**`os`** and **`glob`** are two default Python packages that make management of files, directories and paths more convenient. 

## Package "os"

In [1]:
import os

Assuming that we have a local project folder "`project_OO`" look like this:

***
* project_OO
    * data
        * input
            * raster
                * net_001.tif
                * net_011.tif
                * net_112.tif
                * vessel_001.tif
                * vessel_002.tif
                * vessel_003.tif
            * vector
                * basin.geojson
    * script
***

It contains the input raster and vector data we need for analysis, so 
we firstly want to make this folder be our working directory, so we ***set working directory***: 

In [5]:
# Set / Change working directory
os.chdir("I:/project_OO")

We could also ***check current working directory*** before or after changing working directory by doing: 

In [6]:
# Check current working directory
os.getcwd()

'I:\\project_OO'

We usually prefer having input and output data placed separately; luckily using `os` package, we don't have to define a path with its full path name everytime, we could ***join path*** instead by using `os.path.join("dirA", "dirB")`. For example:

In [9]:
# Join path
path_input = os.path.join(os.getcwd(), "data", "input")
path_output = os.path.join(os.getcwd(), "data", "output")
print(path_input, '\n', path_output)

I:\project_OO\data\input 
 I:\project_OO\data\output


In this case, the current working directory `os.getcwd()` and the directory `input` are joined / combined to generate a new path called `path_input`.

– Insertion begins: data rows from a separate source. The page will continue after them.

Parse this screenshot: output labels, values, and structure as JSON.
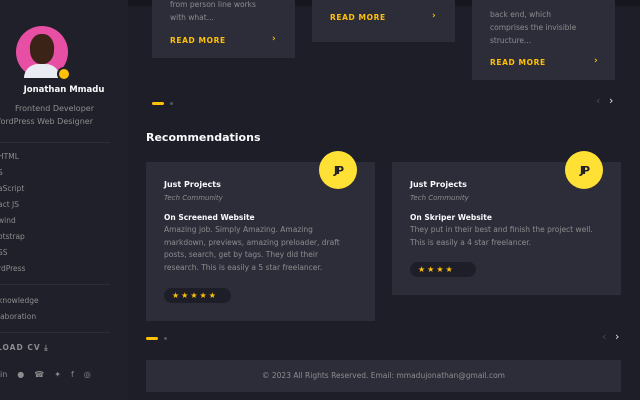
{
  "profile": {
    "name": "Jonathan Mmadu",
    "role_line1": "Frontend Developer",
    "role_line2": "WordPress Web Designer"
  },
  "skills": [
    "HTML",
    "S",
    "aScript",
    "act JS",
    "wind",
    "otstrap",
    "SS",
    "rdPress"
  ],
  "extras": [
    "knowledge",
    "laboration"
  ],
  "download_label": "LOAD CV",
  "download_icon": "download-icon",
  "socials": [
    "linkedin-icon",
    "github-icon",
    "whatsapp-icon",
    "twitter-icon",
    "facebook-icon",
    "instagram-icon"
  ],
  "top_cards": [
    {
      "text_lines": [
        "from person line works",
        "with what..."
      ],
      "read_more": "READ MORE"
    },
    {
      "text_lines": [],
      "read_more": "READ MORE"
    },
    {
      "text_lines": [
        "back end, which",
        "comprises the invisible",
        "structure..."
      ],
      "read_more": "READ MORE"
    }
  ],
  "recommendations_title": "Recommendations",
  "recommendations": [
    {
      "logo": "JP",
      "title": "Just Projects",
      "subtitle": "Tech Community",
      "heading": "On Screened Website",
      "body_lines": [
        "Amazing job. Simply Amazing. Amazing",
        "markdown, previews, amazing preloader, draft",
        "posts, search, get by tags. They did their",
        "research. This is easily a 5 star freelancer."
      ],
      "stars": "★★★★★"
    },
    {
      "logo": "JP",
      "title": "Just Projects",
      "subtitle": "Tech Community",
      "heading": "On Skriper Website",
      "body_lines": [
        "They put in their best and finish the project well.",
        "This is easily a 4 star freelancer."
      ],
      "stars": "★★★★"
    }
  ],
  "footer_text": "© 2023 All Rights Reserved. Email: mmadujonathan@gmail.com",
  "colors": {
    "accent": "#ffc107",
    "background": "#1e1e28",
    "card": "#2d2d3a",
    "sidebar": "#20202a"
  }
}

***Note: when `os.path.join()` is run, it will adapt to the operating system.***

To ***check if the path exists***, we do:

In [10]:
# Check if the path 'path_input' exists
os.path.exists(path_input)

True

In [11]:
# Check if the path 'path_output' exists
os.path.exists(path_output)

False

If it returns `False`, then we could ***create the directory*** using:

In [12]:
# Create new directory
os.mkdir(path_output)
# Check again if the 'path_output' exists
os.path.exists(path_output)

True

## Package "glob"

***glob*** is a powerful tool to help with filtering through large datasets and pulling out only files of interest.

In [17]:
from glob import glob

### Find all files in a directory

In [34]:
# Find files in directory "path_input/raster"
glob(os.path.join(path_input, 'raster', '*'))

['I:\\project_OO\\data\\input\\raster\\vessel_003.tif',
 'I:\\project_OO\\data\\input\\raster\\net_001.tif',
 'I:\\project_OO\\data\\input\\raster\\net_011.tif',
 'I:\\project_OO\\data\\input\\raster\\net_112.tif',
 'I:\\project_OO\\data\\input\\raster\\vessel_001.tif',
 'I:\\project_OO\\data\\input\\raster\\vessel_002.tif']

In [35]:
# Find all files in directory "path_input/vector"
glob(os.path.join(path_input, 'vector', '*'))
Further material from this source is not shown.